Corona Del Mar, CA
Howdy Chris!
A notable study called "Day Trading For A Living," tracked 1,600 Brazilian day traders for over a year.
Remarkably, only 3% of them were profitable.
This percentage is likely even lower, as the study only included traders who were active for more than 300 days (so there's a survivorship bias).
There's a 90/90/90 rule in day trading: 90% of traders lose 90% of their account within 90 days. Furthermore, it's important to note that only a small fraction, specifically 1.1%, of these day traders made more than the minimum wage.
Firms on the other side of these trades, like Citadel, make billions per year.
So what's going on?
Why do most active traders bleed money?
According to eToro, 89% of their traders use technical analysis for trading decisions.
Most TA is subjective and not back tested by computer. Practitioners are in fact being fooled by randomness.
Think about it: I can go to a website like Tradingview and -- for free -- start drawing lines, adding Fibonacci retracements, dozens of indicators, and even do some simple backtesting.
They have over 60 million users and a $3 billion valuation.
Never has it been so easy to get your hands on software that used to cost thousands of dollars back in the 90's when I started.
So I have one question: Why are so few of their users making money?
Earl Nightingale said: "Whatever the majority of people are doing, under any given circumstance, if you do the exact opposite, you will probably never make another mistake as long as you live.
Well, as it turns out, of those that practice TA, only about 15% ever go through the trouble of programming trading rules into the computer and running a backtest.
And of that group, an even smaller percentage (15%?) know anything about statistical significance, and out of sample testing for verification. They end up creating over-fit monstrosities that perform terribly in the real world.
And out of that small group, fewer still have ever attempted to use weird data for trade signals. (15%?) Heck, I didn't try that until 2006. Why? Because it was difficult.
If each stage of profitable technical analysis only consists of 15% of the prior group (15% * 15% * 15%), then only .34% of traders make it to that level.

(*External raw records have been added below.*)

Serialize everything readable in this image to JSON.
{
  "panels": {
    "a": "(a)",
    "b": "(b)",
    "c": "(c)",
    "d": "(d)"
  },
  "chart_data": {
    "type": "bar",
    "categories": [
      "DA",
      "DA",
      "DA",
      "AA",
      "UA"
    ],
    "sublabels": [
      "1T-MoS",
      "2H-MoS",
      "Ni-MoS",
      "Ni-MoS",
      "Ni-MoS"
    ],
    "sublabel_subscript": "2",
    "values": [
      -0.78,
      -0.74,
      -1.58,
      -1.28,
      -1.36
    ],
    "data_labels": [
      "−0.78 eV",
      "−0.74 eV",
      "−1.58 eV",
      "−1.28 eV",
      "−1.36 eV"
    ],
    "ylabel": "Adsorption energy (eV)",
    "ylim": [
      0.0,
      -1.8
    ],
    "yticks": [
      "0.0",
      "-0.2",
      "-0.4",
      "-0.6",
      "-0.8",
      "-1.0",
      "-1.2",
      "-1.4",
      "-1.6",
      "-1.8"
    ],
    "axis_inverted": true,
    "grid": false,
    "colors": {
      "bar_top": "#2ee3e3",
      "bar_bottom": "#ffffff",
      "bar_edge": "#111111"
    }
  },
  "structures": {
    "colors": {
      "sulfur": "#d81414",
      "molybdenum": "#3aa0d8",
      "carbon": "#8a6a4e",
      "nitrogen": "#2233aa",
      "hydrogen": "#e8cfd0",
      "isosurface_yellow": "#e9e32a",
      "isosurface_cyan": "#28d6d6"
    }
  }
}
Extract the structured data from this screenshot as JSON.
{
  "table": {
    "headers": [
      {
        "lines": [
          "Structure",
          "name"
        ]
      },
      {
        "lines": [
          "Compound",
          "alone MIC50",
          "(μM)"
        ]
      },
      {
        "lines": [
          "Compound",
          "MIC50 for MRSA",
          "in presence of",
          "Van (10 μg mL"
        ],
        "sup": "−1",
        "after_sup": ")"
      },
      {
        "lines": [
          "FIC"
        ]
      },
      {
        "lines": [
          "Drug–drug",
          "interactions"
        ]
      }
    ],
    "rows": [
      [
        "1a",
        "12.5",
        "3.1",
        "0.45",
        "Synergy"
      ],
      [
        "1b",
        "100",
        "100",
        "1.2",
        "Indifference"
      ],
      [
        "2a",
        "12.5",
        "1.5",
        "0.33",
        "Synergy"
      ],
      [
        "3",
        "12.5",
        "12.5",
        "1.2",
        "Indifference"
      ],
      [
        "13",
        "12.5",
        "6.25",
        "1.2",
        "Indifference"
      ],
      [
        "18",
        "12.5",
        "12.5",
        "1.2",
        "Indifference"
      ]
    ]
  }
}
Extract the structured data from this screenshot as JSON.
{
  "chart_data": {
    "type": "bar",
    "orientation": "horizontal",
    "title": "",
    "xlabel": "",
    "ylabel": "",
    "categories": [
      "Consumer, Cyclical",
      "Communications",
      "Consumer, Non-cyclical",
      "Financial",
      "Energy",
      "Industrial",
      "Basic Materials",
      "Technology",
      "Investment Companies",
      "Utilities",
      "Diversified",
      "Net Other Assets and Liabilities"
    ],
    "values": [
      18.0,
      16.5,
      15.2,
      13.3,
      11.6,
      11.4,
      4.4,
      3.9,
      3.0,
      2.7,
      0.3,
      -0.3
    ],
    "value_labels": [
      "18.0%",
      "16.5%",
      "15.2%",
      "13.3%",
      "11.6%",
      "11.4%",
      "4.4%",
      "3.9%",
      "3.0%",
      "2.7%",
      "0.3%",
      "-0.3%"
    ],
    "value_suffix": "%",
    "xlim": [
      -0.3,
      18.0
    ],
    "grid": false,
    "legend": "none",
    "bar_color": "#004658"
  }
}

That's where fortunes are made.
To sum things up, it has never been easier to get started with TA. The charts have never looked so gorgeous. But those aren't the tools that make money in the markets. The lack of results for millions of traders speak for themselves.
Do you know what other industry has practically zero barrier to entry, is associated with glitz and glamour, and millions lose?
Casinos!
Take this as a friendly reminder: You can't have outsized results doing what everyone else is doing.